While this breed makes a good companion, he is not far removed from his traditional duties as a hunter and watch/guardian dog. They can be aloof with strangers, but when well bred and properly socialized, they make loving, loyal family members. They are naturally protective and can become aggressive or shy when not properly socialized. The Thai Ridgeback remains independent in his thinking and his original instinct and prey drive remains intact, making him not suitable for novice owners. Suitable for a dominant owner, a Thai Ridgeback that is improperly or poorly raised can be aggressive. These dogs are extremely athletic and have great jumping ability, so a safely fenced area is recommended for them to exercise in at will.
Due to their harsh beginnings and natural selection carried out over generations, the Thai Ridgeback is a hardy and healthy breed with few inherent health issues. The breed is subject to Dermoid Sinus, a condition that occurs when the skin is not completely closed along a dogs spine. It is hard to detect, and if dormant, it causes no problems, but it doesn’t often remain dormant and they can become inflamed and infected. Surgery is required but it not always successful.

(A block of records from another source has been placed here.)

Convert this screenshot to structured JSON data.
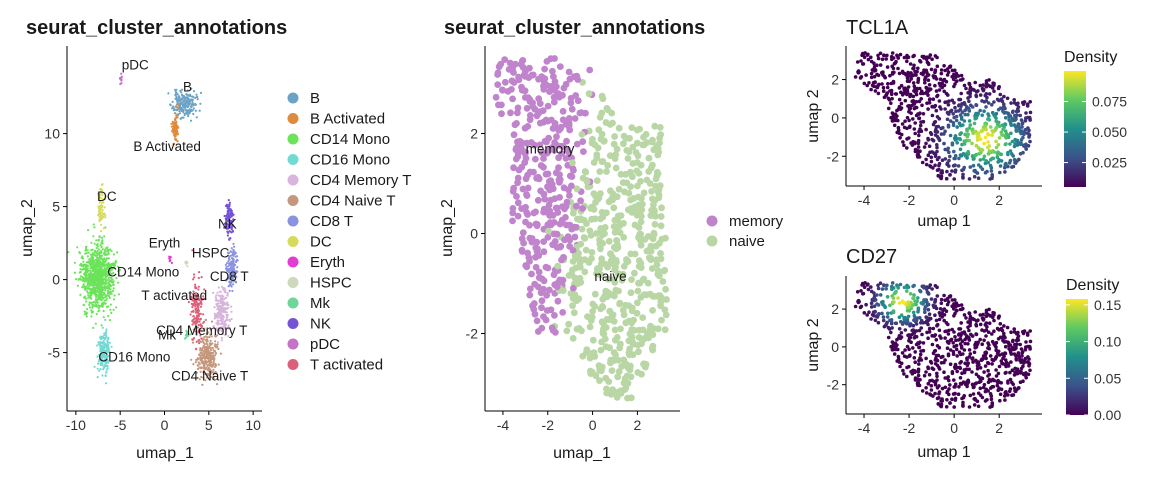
{
  "chart_data": [
    {
      "id": "p1",
      "type": "scatter",
      "title": "seurat_cluster_annotations",
      "xlabel": "umap_1",
      "ylabel": "umap_2",
      "xlim": [
        -11,
        11
      ],
      "ylim": [
        -9,
        16
      ],
      "xticks": [
        -10,
        -5,
        0,
        5,
        10
      ],
      "yticks": [
        -5,
        0,
        5,
        10
      ],
      "xtick_labels": [
        "-10",
        "-5",
        "0",
        "5",
        "10"
      ],
      "ytick_labels": [
        "-5",
        "0",
        "5",
        "10"
      ],
      "legend_position": "right",
      "series": [
        {
          "name": "B",
          "color": "#6BA3C7",
          "center": [
            2.2,
            12.0
          ],
          "spread": [
            1.2,
            0.8
          ],
          "n": 200
        },
        {
          "name": "B Activated",
          "color": "#E08A3C",
          "center": [
            1.2,
            10.3
          ],
          "spread": [
            0.3,
            0.9
          ],
          "n": 90
        },
        {
          "name": "CD14 Mono",
          "color": "#6BE35A",
          "center": [
            -7.6,
            0.3
          ],
          "spread": [
            1.7,
            2.0
          ],
          "n": 900
        },
        {
          "name": "CD16 Mono",
          "color": "#73D9D3",
          "center": [
            -6.8,
            -5.0
          ],
          "spread": [
            0.6,
            1.4
          ],
          "n": 200
        },
        {
          "name": "CD4 Memory T",
          "color": "#D7B5DC",
          "center": [
            6.5,
            -2.2
          ],
          "spread": [
            0.8,
            1.4
          ],
          "n": 220
        },
        {
          "name": "CD4 Naive T",
          "color": "#C5977D",
          "center": [
            4.8,
            -5.2
          ],
          "spread": [
            1.0,
            1.5
          ],
          "n": 300
        },
        {
          "name": "CD8 T",
          "color": "#8A93E0",
          "center": [
            7.6,
            0.8
          ],
          "spread": [
            0.6,
            1.3
          ],
          "n": 160
        },
        {
          "name": "DC",
          "color": "#D7DB5C",
          "center": [
            -7.1,
            5.0
          ],
          "spread": [
            0.4,
            1.3
          ],
          "n": 70
        },
        {
          "name": "Eryth",
          "color": "#E23CD2",
          "center": [
            0.6,
            1.4
          ],
          "spread": [
            0.15,
            0.2
          ],
          "n": 8
        },
        {
          "name": "HSPC",
          "color": "#CDD8BC",
          "center": [
            2.5,
            1.1
          ],
          "spread": [
            0.15,
            0.2
          ],
          "n": 8
        },
        {
          "name": "Mk",
          "color": "#6FD59A",
          "center": [
            2.6,
            -3.7
          ],
          "spread": [
            0.25,
            0.3
          ],
          "n": 15
        },
        {
          "name": "NK",
          "color": "#7552D6",
          "center": [
            7.3,
            4.2
          ],
          "spread": [
            0.4,
            1.1
          ],
          "n": 110
        },
        {
          "name": "pDC",
          "color": "#C572C9",
          "center": [
            -4.9,
            13.8
          ],
          "spread": [
            0.12,
            0.3
          ],
          "n": 12
        },
        {
          "name": "T activated",
          "color": "#DB5F78",
          "center": [
            3.6,
            -2.2
          ],
          "spread": [
            0.6,
            2.0
          ],
          "n": 140
        }
      ],
      "labels": [
        {
          "text": "pDC",
          "x": -3.3,
          "y": 14.4
        },
        {
          "text": "B",
          "x": 2.6,
          "y": 12.9
        },
        {
          "text": "B Activated",
          "x": 0.3,
          "y": 8.8
        },
        {
          "text": "DC",
          "x": -6.5,
          "y": 5.4
        },
        {
          "text": "NK",
          "x": 7.1,
          "y": 3.5
        },
        {
          "text": "Eryth",
          "x": 0.0,
          "y": 2.2
        },
        {
          "text": "HSPC",
          "x": 5.2,
          "y": 1.5
        },
        {
          "text": "CD14 Mono",
          "x": -2.4,
          "y": 0.2
        },
        {
          "text": "CD8 T",
          "x": 7.3,
          "y": -0.1
        },
        {
          "text": "T activated",
          "x": 1.1,
          "y": -1.4
        },
        {
          "text": "CD4 Memory T",
          "x": 4.2,
          "y": -3.8
        },
        {
          "text": "Mk",
          "x": 0.3,
          "y": -4.1
        },
        {
          "text": "CD16 Mono",
          "x": -3.4,
          "y": -5.6
        },
        {
          "text": "CD4 Naive T",
          "x": 5.1,
          "y": -6.9
        }
      ]
    },
    {
      "id": "p2",
      "type": "scatter",
      "title": "seurat_cluster_annotations",
      "xlabel": "umap_1",
      "ylabel": "umap_2",
      "xlim": [
        -4.8,
        3.9
      ],
      "ylim": [
        -3.55,
        3.75
      ],
      "xticks": [
        -4,
        -2,
        0,
        2
      ],
      "yticks": [
        -2,
        0,
        2
      ],
      "xtick_labels": [
        "-4",
        "-2",
        "0",
        "2"
      ],
      "ytick_labels": [
        "-2",
        "0",
        "2"
      ],
      "legend_position": "right",
      "series": [
        {
          "name": "memory",
          "color": "#C084CC",
          "n": 360
        },
        {
          "name": "naive",
          "color": "#B9D6A5",
          "n": 520
        }
      ],
      "labels": [
        {
          "text": "memory",
          "x": -1.9,
          "y": 1.6
        },
        {
          "text": "naive",
          "x": 0.8,
          "y": -0.95
        }
      ]
    },
    {
      "id": "p3",
      "type": "scatter",
      "title": "TCL1A",
      "xlabel": "umap 1",
      "ylabel": "umap 2",
      "xlim": [
        -4.8,
        3.9
      ],
      "ylim": [
        -3.55,
        3.75
      ],
      "xticks": [
        -4,
        -2,
        0,
        2
      ],
      "yticks": [
        -2,
        0,
        2
      ],
      "xtick_labels": [
        "-4",
        "-2",
        "0",
        "2"
      ],
      "ytick_labels": [
        "-2",
        "0",
        "2"
      ],
      "legend_title": "Density",
      "legend_position": "right",
      "color_range": [
        0.005,
        0.1
      ],
      "colorbar_ticks": [
        0.025,
        0.05,
        0.075
      ],
      "colorbar_labels": [
        "0.025",
        "0.050",
        "0.075"
      ],
      "density_peak": [
        1.4,
        -1.1
      ]
    },
    {
      "id": "p4",
      "type": "scatter",
      "title": "CD27",
      "xlabel": "umap 1",
      "ylabel": "umap 2",
      "xlim": [
        -4.8,
        3.9
      ],
      "ylim": [
        -3.55,
        3.75
      ],
      "xticks": [
        -4,
        -2,
        0,
        2
      ],
      "yticks": [
        -2,
        0,
        2
      ],
      "xtick_labels": [
        "-4",
        "-2",
        "0",
        "2"
      ],
      "ytick_labels": [
        "-2",
        "0",
        "2"
      ],
      "legend_title": "Density",
      "legend_position": "right",
      "color_range": [
        0.0,
        0.158
      ],
      "colorbar_ticks": [
        0.0,
        0.05,
        0.1,
        0.15
      ],
      "colorbar_labels": [
        "0.00",
        "0.05",
        "0.10",
        "0.15"
      ],
      "density_peak": [
        -2.3,
        2.4
      ]
    }
  ]
}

Some modern lines may also be prone to hip dysplasia and other genetic disorders.
The average life span of the Thai Ridgeback is between 12 and 15 years of age.
EXERCISE AND LIVING ACCOMMODATIONS
The Thai Ridgeback will do fine living in an apartment provided he has ample exercise. They prefer warmer climates and should not be left out in cold, inclement weather.
These dogs are very active and tough, requiring plenty of exercise. Vigorous daily walks are recommended, and caution should be taken when letting them exercise off leash, using only safely secured areas.
The Thai Ridgeback’s short, dense coat requires very little care other than a weekly combing or brushing to keep it healthy and shining and free of dead hair.